During the talk, the women grew very excited and all burst in on the telling of the tale. Kiran stopped translating and listened. Just the previous week, one of the drinking water pumps had stopped working and they’d requested the water department to come out and repair it. This was met with casual disregard and so the women staged a sit-in. Not only did they refuse to budge, they threatened the water department that they’d bring their husbands and children to join them until the pump was fixed. Needless to say the pump was repaired within the day. The wonder of this is that in the past, these women would not even leave their homes much less stand up to a government authority to demand their rights. Asha is helping take control of their lives and their community and that’s was so encouraging. Get dewy eyed about that!
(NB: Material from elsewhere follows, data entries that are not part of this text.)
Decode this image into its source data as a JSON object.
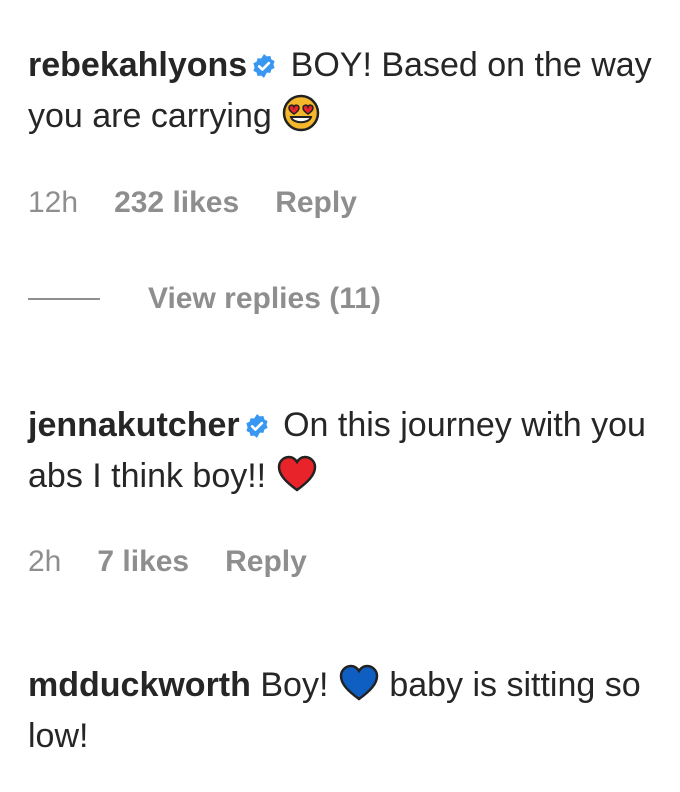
{
  "comments": [
    {
      "username": "rebekahlyons",
      "verified": true,
      "text_before": "BOY! Based on the way you are carrying",
      "emoji": "heart-eyes-emoji",
      "time": "12h",
      "likes": "232 likes",
      "reply": "Reply"
    },
    {
      "username": "jennakutcher",
      "verified": true,
      "text_before": "On this journey with you abs I think boy!!",
      "emoji": "red-heart-emoji",
      "time": "2h",
      "likes": "7 likes",
      "reply": "Reply"
    },
    {
      "username": "mdduckworth",
      "verified": false,
      "text_before": "Boy!",
      "emoji": "blue-heart-emoji",
      "text_after": "baby is sitting so low!"
    }
  ],
  "view_replies": "View replies (11)",
  "colors": {
    "text": "#262626",
    "meta": "#8e8e8e",
    "verified": "#3897f0"
  }
}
Mr O Cuiv then spoke to the women, first thanking them for sharing and telling them about his visit. The women were full of question for him, asking about levels of poverty in Ireland. He told them that there had once been extreme poverty in Ireland and that it was not that long ago and that today there is nothing like the poverty he was seeing in India. Actually he was very encouraging, saying that it is possible to change things and that they’d taken the first steps to change and that the hardest step is the first one.

He went on to meet the children’s group, telling them how education is the key to development and related the story of his grandfather who walked 7 miles each day to get to school. It turns out his grandfather was the first Prime Minister of Ireland!
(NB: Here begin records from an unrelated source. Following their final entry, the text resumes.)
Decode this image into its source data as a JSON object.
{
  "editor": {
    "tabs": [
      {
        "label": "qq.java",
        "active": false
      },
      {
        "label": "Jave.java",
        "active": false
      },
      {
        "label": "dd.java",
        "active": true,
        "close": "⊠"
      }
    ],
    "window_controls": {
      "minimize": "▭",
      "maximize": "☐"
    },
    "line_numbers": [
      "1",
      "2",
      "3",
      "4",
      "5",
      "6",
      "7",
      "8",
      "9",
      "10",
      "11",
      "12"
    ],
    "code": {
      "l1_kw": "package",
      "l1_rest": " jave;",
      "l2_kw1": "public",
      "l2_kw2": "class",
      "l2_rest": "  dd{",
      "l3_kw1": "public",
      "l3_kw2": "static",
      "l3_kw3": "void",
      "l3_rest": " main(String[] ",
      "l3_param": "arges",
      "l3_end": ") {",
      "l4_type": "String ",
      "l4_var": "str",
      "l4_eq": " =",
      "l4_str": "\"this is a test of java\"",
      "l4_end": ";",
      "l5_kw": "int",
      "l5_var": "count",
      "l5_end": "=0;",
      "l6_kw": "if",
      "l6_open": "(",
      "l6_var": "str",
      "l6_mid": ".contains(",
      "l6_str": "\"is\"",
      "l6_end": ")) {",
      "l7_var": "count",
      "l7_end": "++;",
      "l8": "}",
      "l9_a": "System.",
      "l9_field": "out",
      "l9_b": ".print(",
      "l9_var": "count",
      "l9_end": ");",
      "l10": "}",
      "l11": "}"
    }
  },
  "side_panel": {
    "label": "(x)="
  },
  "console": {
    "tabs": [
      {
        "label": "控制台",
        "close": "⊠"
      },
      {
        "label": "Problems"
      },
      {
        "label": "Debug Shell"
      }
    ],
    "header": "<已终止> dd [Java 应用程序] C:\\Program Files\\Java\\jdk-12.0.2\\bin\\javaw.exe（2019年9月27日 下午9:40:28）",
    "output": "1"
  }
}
How lurgy's are treated at Asha!

So my last post was Tuesday last week. Frustratingly, I had a really bad night on Monday, last and on reporting it to the clinic on Tuesday morning, they ran some tests and had me on killer antibiotics within the hour. (Frustrating because I thought I was stronger and had been careful)
I have said for years that if you want to be helicoptered to a trauma hospital and have surgery, then South Africa, and preferably Johannesburg, is the place for that. (I speak from experience) and it seems that if you are going to catch a water borne bacterial infection, the Delhi is the place to be to have it treated! While the infection and drugs knocked me for the day, I was back teaching by Wednesday.

I'll update the events and activities in the next few days as I am back near an Internet connection.